Finally: In the case of the debtor, satisfaction being once accepted, justice requires his complete discharge: but in that of the criminal, where satisfaction is made to the wounded honour of the law, and the authority of the lawgiver, justice, though it admits of his discharge, yet no otherwise requires it than as it may have been matter of promise to the substitute.
I do not mean to say that cases of this sort afford a competent representation of redemption by Christ. That is a work which not only ranks with extraordinary interpositions, but which has no parallel: it is a work of God, which leaves all the petty concerns of mortals infinitely behind it. All that comparisons can do, is to give us some idea of the principle on which it proceeds.

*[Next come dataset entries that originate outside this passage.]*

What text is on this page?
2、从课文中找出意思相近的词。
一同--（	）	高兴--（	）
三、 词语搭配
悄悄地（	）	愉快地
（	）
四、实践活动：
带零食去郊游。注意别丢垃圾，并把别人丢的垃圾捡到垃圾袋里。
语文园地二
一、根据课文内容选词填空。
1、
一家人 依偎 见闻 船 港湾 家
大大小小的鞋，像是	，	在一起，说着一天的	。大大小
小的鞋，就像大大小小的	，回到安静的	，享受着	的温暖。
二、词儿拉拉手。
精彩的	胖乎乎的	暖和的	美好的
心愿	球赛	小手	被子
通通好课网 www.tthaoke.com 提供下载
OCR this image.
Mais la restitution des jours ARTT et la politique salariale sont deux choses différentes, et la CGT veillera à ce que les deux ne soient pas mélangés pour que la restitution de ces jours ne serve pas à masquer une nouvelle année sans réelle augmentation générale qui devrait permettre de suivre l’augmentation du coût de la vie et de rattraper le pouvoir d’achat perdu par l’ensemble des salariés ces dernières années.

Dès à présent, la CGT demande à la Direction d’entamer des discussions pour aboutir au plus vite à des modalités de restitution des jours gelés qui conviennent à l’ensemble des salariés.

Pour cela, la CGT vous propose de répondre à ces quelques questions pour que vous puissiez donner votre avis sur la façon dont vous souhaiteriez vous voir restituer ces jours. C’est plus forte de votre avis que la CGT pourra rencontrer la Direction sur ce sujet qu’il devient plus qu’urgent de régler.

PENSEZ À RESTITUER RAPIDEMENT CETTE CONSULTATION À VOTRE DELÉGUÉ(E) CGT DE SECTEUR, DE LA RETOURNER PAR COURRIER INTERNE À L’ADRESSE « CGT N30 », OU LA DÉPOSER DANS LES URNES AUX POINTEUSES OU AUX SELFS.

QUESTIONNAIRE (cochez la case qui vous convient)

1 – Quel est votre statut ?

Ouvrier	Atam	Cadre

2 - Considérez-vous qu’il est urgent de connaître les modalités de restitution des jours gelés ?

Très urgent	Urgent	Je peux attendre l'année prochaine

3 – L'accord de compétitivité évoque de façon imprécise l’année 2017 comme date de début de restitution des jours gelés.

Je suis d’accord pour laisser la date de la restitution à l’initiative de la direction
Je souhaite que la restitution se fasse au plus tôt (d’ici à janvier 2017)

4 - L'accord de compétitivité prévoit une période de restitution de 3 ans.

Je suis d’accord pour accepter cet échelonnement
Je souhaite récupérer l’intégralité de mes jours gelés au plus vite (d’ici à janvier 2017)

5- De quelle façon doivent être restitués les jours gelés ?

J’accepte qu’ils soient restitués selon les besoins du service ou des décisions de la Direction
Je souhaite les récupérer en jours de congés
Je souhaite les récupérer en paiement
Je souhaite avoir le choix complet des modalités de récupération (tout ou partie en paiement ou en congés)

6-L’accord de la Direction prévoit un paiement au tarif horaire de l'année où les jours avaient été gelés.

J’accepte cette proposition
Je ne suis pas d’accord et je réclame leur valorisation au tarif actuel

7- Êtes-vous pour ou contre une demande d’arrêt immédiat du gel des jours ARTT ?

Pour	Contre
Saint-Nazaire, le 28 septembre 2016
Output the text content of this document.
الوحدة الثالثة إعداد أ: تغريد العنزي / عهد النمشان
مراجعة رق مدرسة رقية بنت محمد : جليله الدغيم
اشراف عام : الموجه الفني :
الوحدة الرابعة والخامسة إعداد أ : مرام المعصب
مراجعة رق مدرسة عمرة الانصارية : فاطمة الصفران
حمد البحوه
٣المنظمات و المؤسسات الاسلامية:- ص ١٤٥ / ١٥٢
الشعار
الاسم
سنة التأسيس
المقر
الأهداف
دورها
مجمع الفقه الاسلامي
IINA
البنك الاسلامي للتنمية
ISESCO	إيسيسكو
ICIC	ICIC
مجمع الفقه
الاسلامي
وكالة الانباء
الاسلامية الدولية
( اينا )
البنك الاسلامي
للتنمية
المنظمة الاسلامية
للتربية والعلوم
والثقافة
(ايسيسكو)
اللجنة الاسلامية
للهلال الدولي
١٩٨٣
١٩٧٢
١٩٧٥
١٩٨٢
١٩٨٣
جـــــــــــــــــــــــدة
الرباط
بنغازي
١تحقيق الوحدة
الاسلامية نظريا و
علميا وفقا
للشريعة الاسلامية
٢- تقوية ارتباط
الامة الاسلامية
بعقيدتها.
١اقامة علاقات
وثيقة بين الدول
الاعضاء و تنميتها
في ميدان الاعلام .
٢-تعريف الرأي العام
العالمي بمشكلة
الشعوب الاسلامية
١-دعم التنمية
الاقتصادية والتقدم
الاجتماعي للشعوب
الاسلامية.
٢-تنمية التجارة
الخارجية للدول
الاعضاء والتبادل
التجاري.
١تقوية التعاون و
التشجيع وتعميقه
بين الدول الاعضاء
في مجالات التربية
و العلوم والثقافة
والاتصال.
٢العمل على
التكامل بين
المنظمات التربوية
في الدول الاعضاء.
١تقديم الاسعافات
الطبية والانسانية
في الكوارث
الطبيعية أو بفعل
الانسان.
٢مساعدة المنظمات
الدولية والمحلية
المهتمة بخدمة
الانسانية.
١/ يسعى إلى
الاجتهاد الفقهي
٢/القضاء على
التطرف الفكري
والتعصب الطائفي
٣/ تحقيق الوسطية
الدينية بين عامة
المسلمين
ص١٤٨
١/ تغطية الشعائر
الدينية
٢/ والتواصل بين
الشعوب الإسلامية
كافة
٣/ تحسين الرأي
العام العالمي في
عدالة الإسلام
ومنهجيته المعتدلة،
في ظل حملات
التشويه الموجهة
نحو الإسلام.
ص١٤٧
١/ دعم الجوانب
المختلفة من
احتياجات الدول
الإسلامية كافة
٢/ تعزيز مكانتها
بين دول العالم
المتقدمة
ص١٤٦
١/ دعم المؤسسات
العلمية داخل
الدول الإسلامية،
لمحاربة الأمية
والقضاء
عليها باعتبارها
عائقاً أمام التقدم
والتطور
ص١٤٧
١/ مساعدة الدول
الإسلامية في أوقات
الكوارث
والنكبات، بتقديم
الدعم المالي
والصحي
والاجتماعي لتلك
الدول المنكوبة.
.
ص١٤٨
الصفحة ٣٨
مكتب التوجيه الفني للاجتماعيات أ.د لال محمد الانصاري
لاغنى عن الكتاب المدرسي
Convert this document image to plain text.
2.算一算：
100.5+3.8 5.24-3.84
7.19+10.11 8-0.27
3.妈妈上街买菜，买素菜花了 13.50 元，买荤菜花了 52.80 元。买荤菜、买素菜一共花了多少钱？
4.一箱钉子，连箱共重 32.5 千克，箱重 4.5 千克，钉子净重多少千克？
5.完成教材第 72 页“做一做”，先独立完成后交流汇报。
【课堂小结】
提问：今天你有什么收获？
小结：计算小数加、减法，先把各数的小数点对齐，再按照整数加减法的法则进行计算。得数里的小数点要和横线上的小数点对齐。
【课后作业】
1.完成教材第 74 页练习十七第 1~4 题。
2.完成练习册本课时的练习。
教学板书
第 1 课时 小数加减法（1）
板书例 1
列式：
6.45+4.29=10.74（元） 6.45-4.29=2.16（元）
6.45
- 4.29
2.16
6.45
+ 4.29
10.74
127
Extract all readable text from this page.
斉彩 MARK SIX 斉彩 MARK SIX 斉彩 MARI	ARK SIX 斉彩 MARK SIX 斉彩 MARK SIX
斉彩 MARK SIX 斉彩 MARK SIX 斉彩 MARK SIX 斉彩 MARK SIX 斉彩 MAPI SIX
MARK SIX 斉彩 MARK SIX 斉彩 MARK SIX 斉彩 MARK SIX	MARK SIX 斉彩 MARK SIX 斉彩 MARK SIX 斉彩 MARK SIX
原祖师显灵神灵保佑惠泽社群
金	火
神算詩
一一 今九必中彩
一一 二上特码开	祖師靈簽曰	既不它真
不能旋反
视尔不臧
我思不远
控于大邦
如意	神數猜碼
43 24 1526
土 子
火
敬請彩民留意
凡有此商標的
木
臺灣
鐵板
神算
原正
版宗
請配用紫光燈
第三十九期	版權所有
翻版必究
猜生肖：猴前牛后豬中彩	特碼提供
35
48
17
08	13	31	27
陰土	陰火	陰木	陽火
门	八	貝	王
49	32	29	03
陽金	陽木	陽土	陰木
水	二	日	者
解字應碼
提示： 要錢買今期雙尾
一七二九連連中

If the following passage in our admired Milton were considered as the language of the law of innocence, it would be inaccurate—
“——Man disobeying,
He with his whole posterity must die:
Die he, or justice must; unless for him
Some other able, and as willing, pay
The rigid satisfaction, death for death.”
Abstractedly considered, this is true; but it is not expressive of what was the revealed law of innocence. The law made no such condition, or provision; nor was it indifferent to the law-giver who should suffer, the sinner, or another on his behalf. The language of the law to the transgressor was not thou shalt die, or some one on thy behalf; but simply thou shalt die: and had it literally taken its course, every child of man must have perished. The sufferings of Christ in our stead, therefore, are not a punishment inflicted in the ordinary course of distributive justice; but an extraordinary interposition of infinite wisdom and love: not contrary to, but rather above the law, deviating from the letter, but more than preserving the spirit of it. Such, brethren, as well as I am able to explain them, are my views of the substitution of Christ.
Peter. The objection of our so stating the substitution of Christ, as to leave no room for the free pardon of sin, has been often made by those who avowedly reject his satisfaction; but for any who really consider his death as an atonement for sin, and as essential to the ground of a sinner’s hope, to employ the objection against us, is very extraordinary, and must, I presume, proceed from inadvertency.